American Values

“Our First Chinese Vice President”

That’s how Tim Walz was introduced at the Asian American and Pacific Islanders’ meeting in Chicago this week. And why wouldn’t he be given his history with communist China?

 

We know that communist China has been trying for years to influence American young people to accept Marxism and Maoism and to hate capitalism and America. That’s what the Confucius Institutes on our college campuses are all about. That’s what TikTok is all about. (Here and here.)

 

Now, a former student, Shad, who went on one of Walz’s academic trips to China in 1995, has come forward with details of what he saw. He said the trip was “almost a daily revelation of how much he [Walz] adores the communist regime.” 

 

Shad went on to describe Walz as a “true believer” and “Maoist to the core.” Pointing to Walz’s leftist policies, he added, “The snitch hotline in Minnesota is straight out of [communist China]. Tim Walz is a very bright guy.

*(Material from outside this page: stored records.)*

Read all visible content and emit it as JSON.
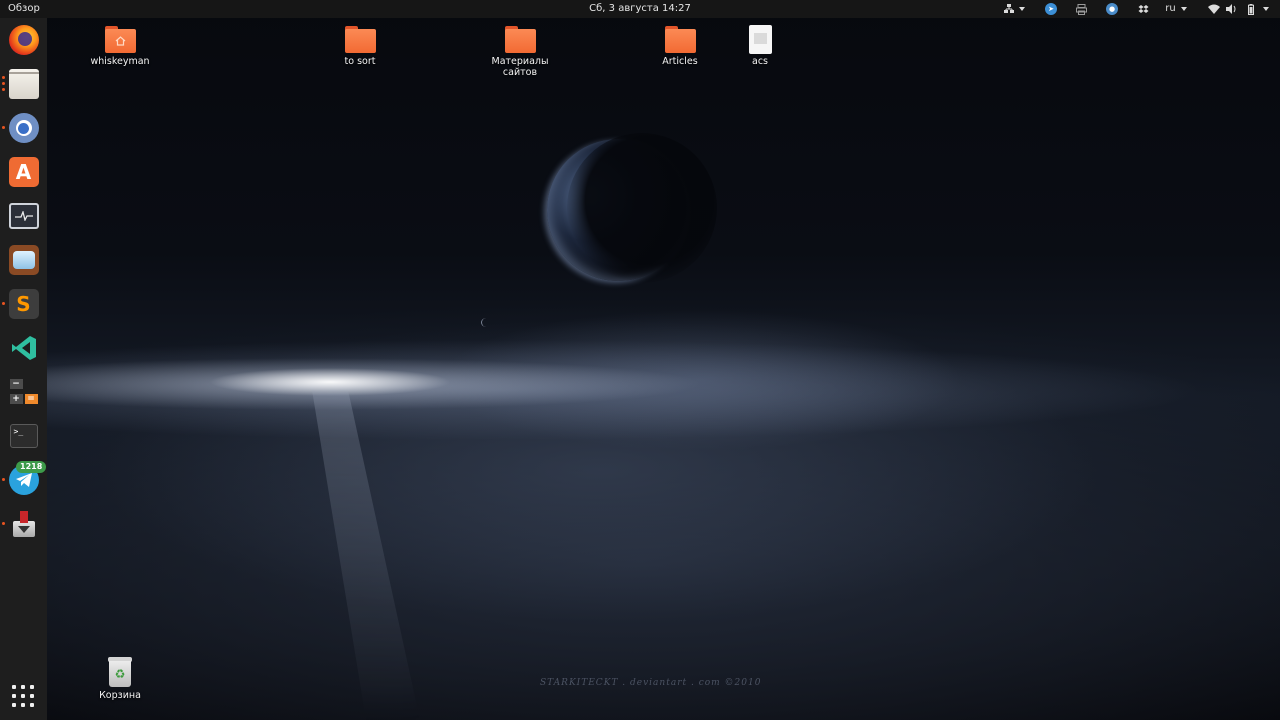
{
  "topbar": {
    "activities_label": "Обзор",
    "clock": "Сб, 3 августа  14:27",
    "language": "ru",
    "tray_icons": [
      "network-manager-icon",
      "telegram-tray-icon",
      "printer-icon",
      "chrome-tray-icon",
      "dropbox-icon",
      "wifi-icon",
      "volume-icon",
      "battery-icon"
    ]
  },
  "dock": {
    "apps": [
      {
        "name": "firefox",
        "icon": "firefox-icon",
        "running": false
      },
      {
        "name": "files",
        "icon": "files-icon",
        "running": true
      },
      {
        "name": "chromium",
        "icon": "chromium-icon",
        "running": true
      },
      {
        "name": "ubuntu-software",
        "icon": "software-center-icon",
        "running": false
      },
      {
        "name": "system-monitor",
        "icon": "system-monitor-icon",
        "running": false
      },
      {
        "name": "remmina",
        "icon": "remote-desktop-icon",
        "running": false
      },
      {
        "name": "sublime-text",
        "icon": "sublime-text-icon",
        "running": true,
        "glyph": "S"
      },
      {
        "name": "vscode",
        "icon": "vscode-icon",
        "running": false
      },
      {
        "name": "calculator",
        "icon": "calculator-icon",
        "running": false
      },
      {
        "name": "terminal",
        "icon": "terminal-icon",
        "running": false,
        "glyph": ">_"
      },
      {
        "name": "telegram",
        "icon": "telegram-icon",
        "running": true
      },
      {
        "name": "transmission",
        "icon": "transmission-icon",
        "running": true
      }
    ],
    "telegram_badge": "1218"
  },
  "desktop": {
    "icons": [
      {
        "label": "whiskeyman",
        "type": "home-folder"
      },
      {
        "label": "to sort",
        "type": "folder"
      },
      {
        "label": "Материалы сайтов",
        "type": "folder"
      },
      {
        "label": "Articles",
        "type": "folder"
      },
      {
        "label": "acs",
        "type": "document"
      }
    ],
    "trash_label": "Корзина"
  },
  "wallpaper": {
    "watermark": "STARKITECKT . deviantart . com ©2010"
  },
  "colors": {
    "folder": "#f26a33",
    "dock_bg": "#1e1e1e",
    "topbar_bg": "#161616",
    "running_indicator": "#e95420",
    "badge": "#3d9b4a"
  }
}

None of this is by accident.”

 

By the way, Walz’s “academic” trips to China were heavily subsidized by Beijing.

 

Noting Walz’s service at the time in the National Guard, John Schindler, a former NSA counterintelligence officer Schindler wrote:

 

“It’s certain that Walz was vetted by the Ministry of State Security, the regime’s powerful secret police, because that’s how China works. No American would be allowed to run academic exchanges for a couple of decades, on the CCP’s dime, without MSS approval. It just wouldn’t happen. . .

 

“A young American with an affection for China, who was also a part-time member of the U.S. military, would have been a tempting recruiting target for Chinese intelligence.”

 

And here’s how Walz described Chinese communism to his students:

 

“It means that everyone is the same and everyone shares. The doctor and the construction worker make the same. The Chinese government and the place they work for provide housing and about 30 pounds of rice per month. They get food and housing.”

 

Millions of people were murdered in communist China so everyone could “share” and “make the same” amount of money.